Features of the Swiss Roll Combustor for Methane Emissions
- Near 100% methane and VOCs destruction efficiency over a wide operating range due to the ability of operating at high combustion temperatures.
- Compact combustor, with portable trailer mounted option, for rapid deployment at hard-to mitigate, remote, and intermittent sources of methane emissions. (Figure 4)
- A fully enclosed combustion – operating environment has minimal effect on combustion efficiency. Low thermal radiation for operator safety and site compliance. Deployable in dense, urban areas
- Fully automated with integrated low-cost sensors, continuous flame monitoring, and combustion controls to minimize NOx, and enable emissions monitoring and reporting
- Cost –effective solution (compared to vapor recovery units) for small, distributed, intermittent vents

Typical Applications of Swiss Roll Combustor
- Methane Sources at Compressor Stations
- Liquid storage tanks
- Glycol dehydrator (regenerators/reboilers and flash tanks)
- Centrifugal compressor seals
- Reciprocating compressor rod packing vent/drain
- Venting during Blowdown Events
- Midstream transmission pipelines
- Gas utility Distribution pipeline
- Underground Storage Facilities
- Tanks
- Dehydrators
- Marginal or Seasonally Producing Wells

Siliconized Silicon Carbide
Siliconized Silicon Carbide (Si/SiC), a new ceramometallic material, is used to create a Swiss roll combustor for high-temperature use. The complex shape is made through a multi-step 3D printing process:
- A binder-jet machine creates the initial shape using SiC powder and a special binder, creating something called the “green” part, formed by not yet fully processed.
- The “green” part is heated to turn the binder into carbon.
- Liquid silicon is added, filling gaps and reacting with carbon to form new SiC.
The result is a Si/SiC composite.
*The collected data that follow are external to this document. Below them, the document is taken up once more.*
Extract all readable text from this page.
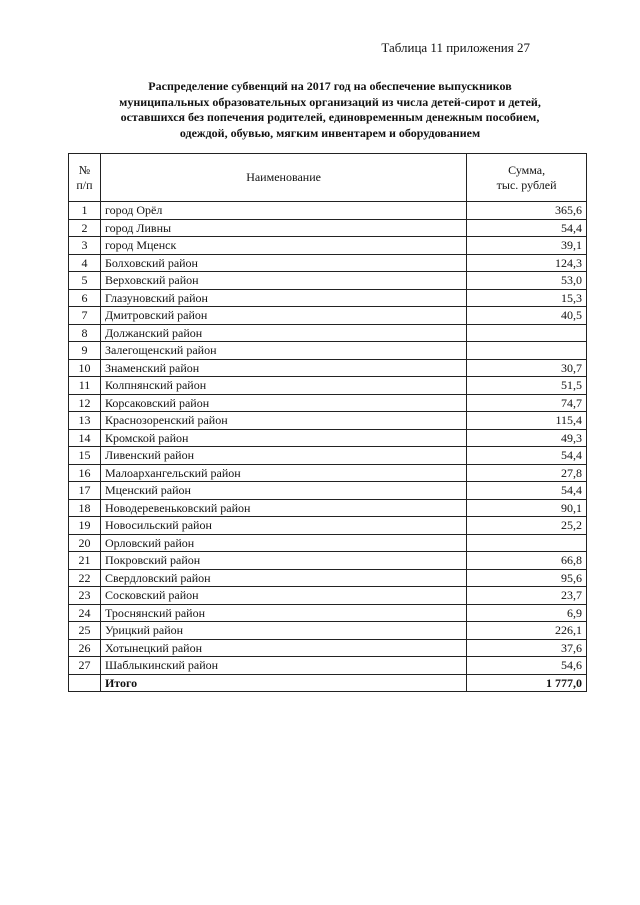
Таблица 11 приложения 27
Распределение субвенций на 2017 год на обеспечение выпускников
муниципальных образовательных организаций из числа детей-сирот и детей,
оставшихся без попечения родителей, единовременным денежным пособием,
одеждой, обувью, мягким инвентарем и оборудованием
№
п/п	Наименование	Сумма,
тыс. рублей

1	город Орёл	365,6
2	город Ливны	54,4
3	город Мценск	39,1
4	Болховский район	124,3
5	Верховский район	53,0
6	Глазуновский район	15,3
7	Дмитровский район	40,5
8	Должанский район	
9	Залегощенский район	
10	Знаменский район	30,7
11	Колпнянский район	51,5
12	Корсаковский район	74,7
13	Краснозоренский район	115,4
14	Кромской район	49,3
15	Ливенский район	54,4
16	Малоархангельский район	27,8
17	Мценский район	54,4
18	Новодеревеньковский район	90,1
19	Новосильский район	25,2
20	Орловский район	
21	Покровский район	66,8
22	Свердловский район	95,6
23	Сосковский район	23,7
24	Троснянский район	6,9
25	Урицкий район	226,1
26	Хотынецкий район	37,6
27	Шаблыкинский район	54,6
	Итого	1 777,0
Figure 5 shows the finished Swiss roll combustor.

Final Performance Results
ACT tested a smaller version of the combustor that could handle up to 4 MSCFD, a thousand standard cubic feet per day. In these lab tests, the sub-scale version combusted almost all the methane in the gas mixtures, similar to what would be seen at an on-site station of facility. Figure 6 shows the experimental results. Figure 7 shows a computer simulation that validated the experimental results and proves most of the methane is burned in the swiss roll. The Si/SiC material was also durability tested for high temperature, providing valuable feedback for design optimization.